The task of the replacement, like the other eleven, is to be a witness. A witness to resurrection, to the love of God, to eternal life known in Jesus. Last week we heard the same thing said to the disciples who stood around at Jesus’ ascension, “you are witnesses of these things.” Being a witness, whether at a trial or an election, or to the resurrection, doesn’t mean just standing around watching. A witness is charged to tell the story in order to claim what is right, or change something that’s not right, in order to achieve justice. These twelve are commissioned to do their piece of kingdom work.

What does that look like? What does it look like for us? We’re also challenged to be witnesses – “will you proclaim by word and example the good news of God in Christ?” As the writer of John’s letters says, “God gave us eternal life, and this life is in his son.” Today geeks would say, WYSIWYG, what you see is what you get. The evidence is before you, and it is accurate, true, faithful, and enduring. A voice from an earlier generation [Marshall McLuhan] said, “the medium is the message.” The enduring love of God is evident in Jesus.

The task of witnesses is to recognize what they or we are seeing, to tell about it, and seek to make that eternal, abundant life evident in our own lives and in others. In John, this is Jesus’ commissioning – his, “go and baptize, and make disciples of all nations.” How we do that gives evidence of that zoe aeonion, eternal life, life for all ages, present in us.

The prayer that Jesus prays in this part of John’s gospel assumes that all of Jesus’ friends are meant for this eternal life, and he insists that “not one was lost, except the one destined to be lost.” In other words, Judas. There is another witness to the fate of Judas, however. There’s an ancient Orthodox tradition that says that when “Jesus descended into hell,” he retrieved a lot of earlier worthies, including Adam and Eve. There’s a famous icon called the harrowing of hell that shows Jesus, standing over the gates of hell, dragging the two of them out by their wrists. Some theologians insist that Judas’ betrayal may have been redeemed in a similar way. Jesus chose him along with the other 11, and Jesus never repudiates his election. The betrayal is Judas’ doing, and presumably redeemable by a change of heart on Judas’ part – repentance. How do we hear the rest of Jesus’ prayer if we consider Judas along with the others?

“I have given them your word, and the world has hated them because they do not belong to the world, just as I do not belong to the world. I am not asking you to take them out of the world, but I ask you to protect them from the evil one.”

The evil one here is not Judas, but whatever leads us away from God, whatever voice that insists we have the fullness of truth in our own minds. That was Judas’ failing, and sometimes it is ours as well.
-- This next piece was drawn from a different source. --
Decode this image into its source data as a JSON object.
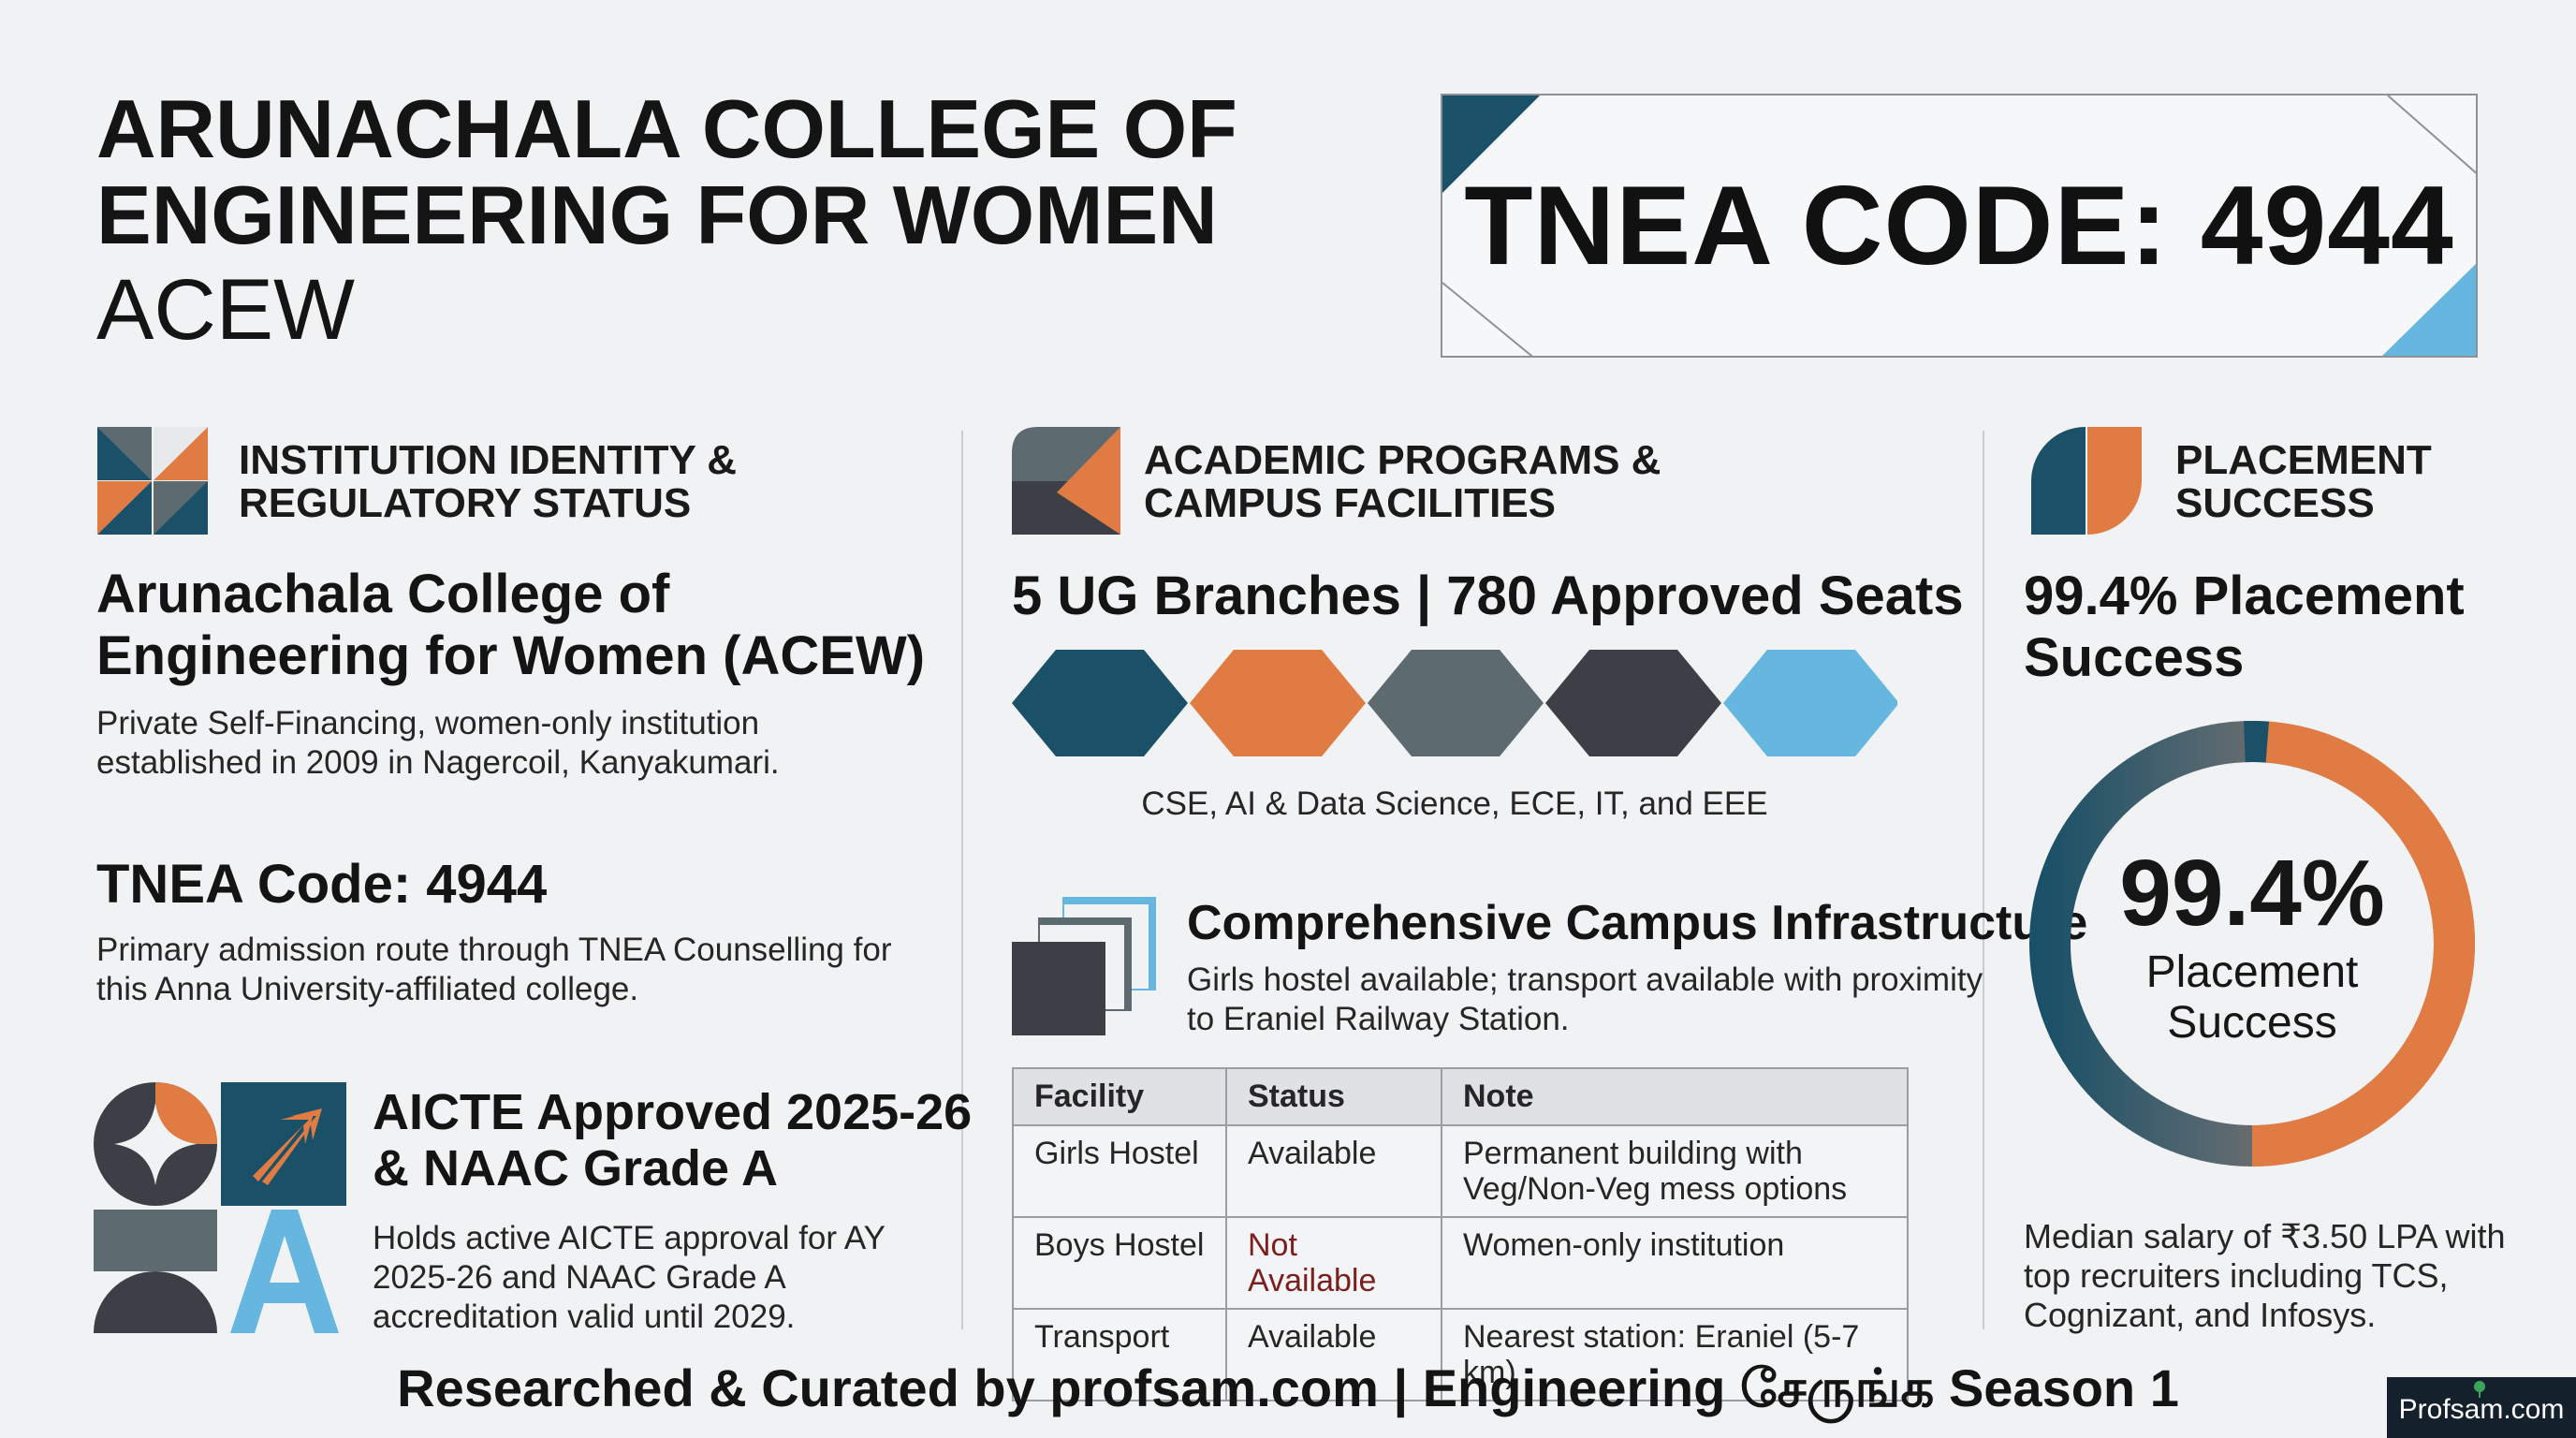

Idolizing our own certainty is a turning away from the abundant and eternal life for which we are created.

We have a similar situation not very far south of us right now, one involving betrayal, violence, death, and hell. It’s called Guantánamo, and it harbors those folks Americans love to hate, outsiders charged with killing our innocence and sense of safety. John’s language is eerily appropriate, “the world will hate them, because they do not belong to the world.” Who or what is the evil one, from whom we seek protection? Perhaps an overweening sense of righteousness; a rush to proclaim ourselves as a higher sort of human being, in spite of the evidence. That seems to be an equal opportunity evil.

Judas has never been rehabilitated in the eyes of the church – there’s never been any act of corporate reconciliation, despite the inclination of some of our Orthodox brothers and sisters. Giving evidence of the eternal life we know in Jesus, being witnesses, has something to do with our attitudes toward Judas and toward the men of Guantánamo Bay. It does not imply turning our backs. Being witnesses has to do with telling uncomfortable and even dangerous truths. May God indeed protect us from the evil one, and sanctify us all in the truth.